The Benefits of Blogging for Business: Learning to Use Multiple Metrics
Blogging is different from a lot of other marketing activities because the return on investment often isn’t readily quantifiable, at least not in the ways that a lot of marketers are used to quantifying things. It certainly is possible to measure the success of your blog, though. And it’s really important to do.
I would also argue, however, that it’s important to keep in mind the long-term, less tangible benefits that blogging brings to a business.

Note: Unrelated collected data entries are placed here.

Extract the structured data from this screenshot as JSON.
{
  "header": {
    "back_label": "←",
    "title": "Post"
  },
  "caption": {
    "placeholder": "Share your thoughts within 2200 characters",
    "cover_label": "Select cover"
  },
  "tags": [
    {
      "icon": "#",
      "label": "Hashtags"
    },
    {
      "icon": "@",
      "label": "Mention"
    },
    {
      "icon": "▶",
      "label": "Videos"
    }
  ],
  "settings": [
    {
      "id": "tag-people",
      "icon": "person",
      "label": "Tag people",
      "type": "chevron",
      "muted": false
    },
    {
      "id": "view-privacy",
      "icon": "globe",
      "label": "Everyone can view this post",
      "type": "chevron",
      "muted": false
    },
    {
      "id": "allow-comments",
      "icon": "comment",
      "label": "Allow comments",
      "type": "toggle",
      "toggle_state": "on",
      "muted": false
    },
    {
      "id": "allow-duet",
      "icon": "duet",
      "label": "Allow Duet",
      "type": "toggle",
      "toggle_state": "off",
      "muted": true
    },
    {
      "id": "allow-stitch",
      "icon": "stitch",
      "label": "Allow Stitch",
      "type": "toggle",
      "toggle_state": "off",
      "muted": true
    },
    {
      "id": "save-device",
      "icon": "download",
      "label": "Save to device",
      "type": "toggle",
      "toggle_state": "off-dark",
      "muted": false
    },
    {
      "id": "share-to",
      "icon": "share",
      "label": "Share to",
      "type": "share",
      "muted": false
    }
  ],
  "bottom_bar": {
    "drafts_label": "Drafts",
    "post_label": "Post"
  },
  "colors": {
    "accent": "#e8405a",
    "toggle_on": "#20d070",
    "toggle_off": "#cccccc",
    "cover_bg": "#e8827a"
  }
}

It’s for your long-term health.
Sure, the farm that I visited could use pesticides on its vegetables and feed hormones to its pigs, and the farmers’ jobs would be a whole lot easier. But they don’t, because they are more concerned about the long-term health and sustainability of their enterprise and the planet than about how long they’re going to spend weeding tomorrow. They’re taking a more expansive view.
Every time you publish a blog post, you’re making a long-term investment in your business. Like eating healthy and getting regular exercise, or like organic farming, it is hard work that has to be done consistently to pay off – but when the payoff comes, it’s in the form of quality leads and consistent traffic that helps grow your business in a sustainable way. When you use things like Adwords, on the other hand, you’re making a short-term investment that stops paying off as soon as you stop spending money on it.
Regular blogging also means that customers who find your site three years from now will be able to look back through an archive of potentially hundreds of posts that show you’ve been an active and authoritative voice in your industry for a long time. That kind of credibility in the customer’s eyes has serious value.
It builds community.
This farm is somewhat unique in the Boulder farming community in that rather than focusing on selling to restaurants or at the farmer’s market, it follows the community-supported agriculture model. Community members buy shares at the beginning of the season, and in return, they get a variety of fresh vegetables every week: greens in June, all the tomatoes you could want in July and August, root vegetables and squash until Thanksgiving, and so much more mixed in. When members come to pick up their shares each week, there’s wood-fired pizza and other goodies enticing them to stay and chat a while. Other local producers come and sell milk, coffee, wine, baked goods, and more. It’s a true community project.
Your blog can build a community around your business like no other marketing tool can. It’s great fodder for your social media channels, where followers can let you know their thoughts on what you post. Not only does it help attract leads who might buy from you, but it opens up opportunities like guest posting that get you noticed by others in your industry or related industries. A blog post might even get you invited to speak at a conference, as happened to one of our customers. Essentially, blogging is a great way to build connections and a conversation around a shared interest. That community may be a little difficult to quantify. But it’s hard to argue that it doesn’t have immense value.
Your blog is an important marketing tool, and as such, you should measure its value in as many ways as you can. But you should also keep in mind that the ROI may not be immediately apparent – in fact, it probably won’t be. It takes time and effort to maintain a consistent business blog, and patience to see it through to payoff. But like a sun-ripened, organic heirloom tomato, it will be worth it in the end.